= Decolonizing Architecture Art Residency =

Architectural studio in Beit Sahour, West Bank

Decolonizing Architecture Art Residency (DAAR) is an architectural studio, collective of architects and a residency program based in Beit Sahour, Palestine. DAAR was established to work on complex architectural problems in a region with strongly conflicting political forces, and is related to the Decolonizing Architecture Art Research collective.

== Description ==
DAAR's work combines spatial interventions, theoretical writings and collective learning. It is dedicated to architectural experimentations on the reuse and transformation of colonial architecture, settlements, military bases, and empty villages, primarily in Palestine. "DAAR’s practice is centred on one of the most difficult dilemmas of political practice: how to act both propositionally and critically within an environment in which the political force field is so dramatically distorted."

== History ==
DAAR was founded in 2007 in Beit Sahour by Alessandro Petti, Sandi Hilal and Eyal Weizman. Its ideas that have been developed and disseminated throughout the region and abroad via exhibitions, seminars, videos and publications. Dozens of local and international architects and a number of Artists, film makers and activists work with DAAR.

== Projects ==
DAAR worked on a project titled Refugee Heritage, that engaged directly with UNESCO to nominate the Dheisheh Refugee Camp in the West Bank to be become a World Heritage Site. The project critically engaged with heritage as a concept.

In 2010 DAAR asked the lawyer Ghiath Nasser to file a petition in the Israeli courts to allow the width of the line partitioning Palestine to be a site for a new 'borderline state'.

== Awards ==
In 2010, the Institute was honoured with a Prince Claus Award. The jury rewards its work "for introducing a non-traditional approach to development in conflict and post-conflict situations, for providing valuable speculation on the future realities of disputed territories, for its critical challenge to outdated urban planning theories based on a more peaceful world, and for highlighting the role of architecture highlighting the role of architecture and visualisation in creating and altering the frontiers of reality." DAAR received Foundation for Arts Initiatives (FfAI) grants in 2010, 2012, 2014, and 2015.

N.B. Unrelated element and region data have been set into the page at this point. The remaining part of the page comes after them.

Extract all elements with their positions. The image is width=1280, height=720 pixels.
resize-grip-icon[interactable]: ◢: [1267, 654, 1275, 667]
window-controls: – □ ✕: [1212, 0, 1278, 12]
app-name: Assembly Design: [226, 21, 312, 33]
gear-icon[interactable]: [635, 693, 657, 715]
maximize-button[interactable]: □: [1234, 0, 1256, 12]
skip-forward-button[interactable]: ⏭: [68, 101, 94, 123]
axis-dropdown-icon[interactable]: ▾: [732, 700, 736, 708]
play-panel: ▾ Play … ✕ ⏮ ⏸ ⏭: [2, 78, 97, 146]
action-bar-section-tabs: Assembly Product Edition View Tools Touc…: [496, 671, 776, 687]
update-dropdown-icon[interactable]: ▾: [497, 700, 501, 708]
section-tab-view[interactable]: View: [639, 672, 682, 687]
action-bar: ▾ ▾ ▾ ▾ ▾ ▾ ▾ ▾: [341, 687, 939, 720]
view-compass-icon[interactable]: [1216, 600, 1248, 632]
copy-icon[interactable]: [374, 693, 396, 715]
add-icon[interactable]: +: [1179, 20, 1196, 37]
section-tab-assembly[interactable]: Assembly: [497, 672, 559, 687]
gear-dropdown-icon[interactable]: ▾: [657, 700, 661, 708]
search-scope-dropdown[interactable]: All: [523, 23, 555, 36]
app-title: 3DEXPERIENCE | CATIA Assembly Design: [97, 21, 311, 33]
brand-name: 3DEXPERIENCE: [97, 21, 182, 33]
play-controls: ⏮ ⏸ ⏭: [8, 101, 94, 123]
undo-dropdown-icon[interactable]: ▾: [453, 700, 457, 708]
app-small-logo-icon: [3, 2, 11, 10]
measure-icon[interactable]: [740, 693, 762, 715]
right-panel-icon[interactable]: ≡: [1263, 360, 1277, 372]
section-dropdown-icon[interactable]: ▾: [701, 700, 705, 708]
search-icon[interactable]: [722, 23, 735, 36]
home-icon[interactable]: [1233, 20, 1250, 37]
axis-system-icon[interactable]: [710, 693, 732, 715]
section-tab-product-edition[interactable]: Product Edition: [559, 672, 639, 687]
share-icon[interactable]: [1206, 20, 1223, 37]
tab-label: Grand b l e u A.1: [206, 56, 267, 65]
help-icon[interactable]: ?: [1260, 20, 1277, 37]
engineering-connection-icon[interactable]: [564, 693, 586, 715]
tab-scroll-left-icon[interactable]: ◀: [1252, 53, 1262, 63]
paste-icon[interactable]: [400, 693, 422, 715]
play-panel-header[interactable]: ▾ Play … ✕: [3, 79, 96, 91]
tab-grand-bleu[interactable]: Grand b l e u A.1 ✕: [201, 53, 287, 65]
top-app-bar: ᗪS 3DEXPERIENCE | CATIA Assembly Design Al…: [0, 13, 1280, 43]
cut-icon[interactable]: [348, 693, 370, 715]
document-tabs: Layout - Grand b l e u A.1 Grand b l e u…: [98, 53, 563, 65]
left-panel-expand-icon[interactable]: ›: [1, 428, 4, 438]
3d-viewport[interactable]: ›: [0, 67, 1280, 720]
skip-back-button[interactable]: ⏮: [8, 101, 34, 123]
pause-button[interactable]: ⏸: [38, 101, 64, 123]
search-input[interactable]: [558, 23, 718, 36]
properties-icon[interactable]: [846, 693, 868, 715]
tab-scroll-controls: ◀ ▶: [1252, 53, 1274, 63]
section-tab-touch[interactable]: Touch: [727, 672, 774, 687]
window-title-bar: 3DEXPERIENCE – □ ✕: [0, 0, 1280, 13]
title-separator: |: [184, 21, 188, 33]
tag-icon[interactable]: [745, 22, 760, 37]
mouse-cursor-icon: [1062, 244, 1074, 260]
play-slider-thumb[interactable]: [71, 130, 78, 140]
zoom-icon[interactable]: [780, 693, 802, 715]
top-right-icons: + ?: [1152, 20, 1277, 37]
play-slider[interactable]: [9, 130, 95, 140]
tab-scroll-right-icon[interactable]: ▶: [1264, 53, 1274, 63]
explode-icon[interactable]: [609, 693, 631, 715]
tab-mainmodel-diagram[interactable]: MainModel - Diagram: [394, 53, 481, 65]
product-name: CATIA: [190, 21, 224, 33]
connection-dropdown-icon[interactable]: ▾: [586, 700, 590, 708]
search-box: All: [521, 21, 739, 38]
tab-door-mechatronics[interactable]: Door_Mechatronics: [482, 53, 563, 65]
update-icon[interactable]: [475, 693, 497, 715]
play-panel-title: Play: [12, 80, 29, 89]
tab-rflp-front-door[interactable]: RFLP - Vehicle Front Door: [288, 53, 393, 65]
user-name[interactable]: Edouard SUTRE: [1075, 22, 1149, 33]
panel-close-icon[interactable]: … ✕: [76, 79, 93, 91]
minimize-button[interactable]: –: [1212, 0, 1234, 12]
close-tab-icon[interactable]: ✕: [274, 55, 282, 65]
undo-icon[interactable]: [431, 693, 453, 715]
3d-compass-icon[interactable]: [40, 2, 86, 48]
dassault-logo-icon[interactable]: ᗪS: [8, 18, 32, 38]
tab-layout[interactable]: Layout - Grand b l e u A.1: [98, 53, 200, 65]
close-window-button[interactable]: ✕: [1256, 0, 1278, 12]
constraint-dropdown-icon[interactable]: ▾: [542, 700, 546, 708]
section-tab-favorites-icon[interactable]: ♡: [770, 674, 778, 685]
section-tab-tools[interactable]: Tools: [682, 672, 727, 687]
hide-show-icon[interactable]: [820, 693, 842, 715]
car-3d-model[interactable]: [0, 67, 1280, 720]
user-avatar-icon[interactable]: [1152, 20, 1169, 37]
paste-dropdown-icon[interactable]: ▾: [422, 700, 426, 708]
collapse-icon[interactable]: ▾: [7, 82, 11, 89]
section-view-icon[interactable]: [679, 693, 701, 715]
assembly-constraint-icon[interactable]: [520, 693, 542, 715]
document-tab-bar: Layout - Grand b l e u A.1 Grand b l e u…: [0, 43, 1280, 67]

DAAR was nominated for the Curry Stone Design Price, the Anni and Heinrich Sussmann Artist Award, the New school's Vera List Center Prize for Art and Politics, and the Chrnikov Prize.

Co-founder, Alessandro Petti, received a 2016 Keith Haring Fellowship in Art and Activism at Bard College.

In 2023, the Venice Biennale of Architecture honoured the Institute with the Golden Lion for the best participant in the 18th Exhibition The Laboratory of the Future.

== Exhibitions ==
DAAR projects have been published and exhibited at the Venice Biennale, Home Works in Beirut, the Istanbul Biennial, the Bozar in Brussels, NGBK in Berlin, Sharjah Biennale, the Architecture Biennale Rotterdam, Architekturforum Tirol in Innsbruck, the Tate in London, the Oslo Triennial, the Pompidou Centre in Paris.

On January 27, 2012, DAAR exhibited at the Nottingham Contemporary Gallery. The exhibition was entitled ‘Common assembly’, and the "focal point of the exhibition is a large suspended staircase, representing a section at 1:1 scale where the lawless line cuts straight through the derelict Palestinian parliament building in Jerusalem" The parliament building is on both Israeli and Palestinian territory, causing the legal status of the building to be unknown. DAAR's 'Common assembly' questions the thickness or a border line and suggests that the line itself is an extraterritorial zone.

== Teaching ==
DAAR's members have taught lectured and published internationally including a term as guest professors at the Berlage Institute, Bir Zeit University, Bard-Al Quds, and Goldsmiths.

Alessandro Petti is currently Professor in Architecture and Social justice at the Royal Institute of Art in Stockholm.

== Book ==
In 2013, DAAR published 'Architecture after Revolution with the Berlin-based publisher Strenberg Press. According to Strenberg, the authors present a series of provocative projects that try to imagine "the morning after revolution."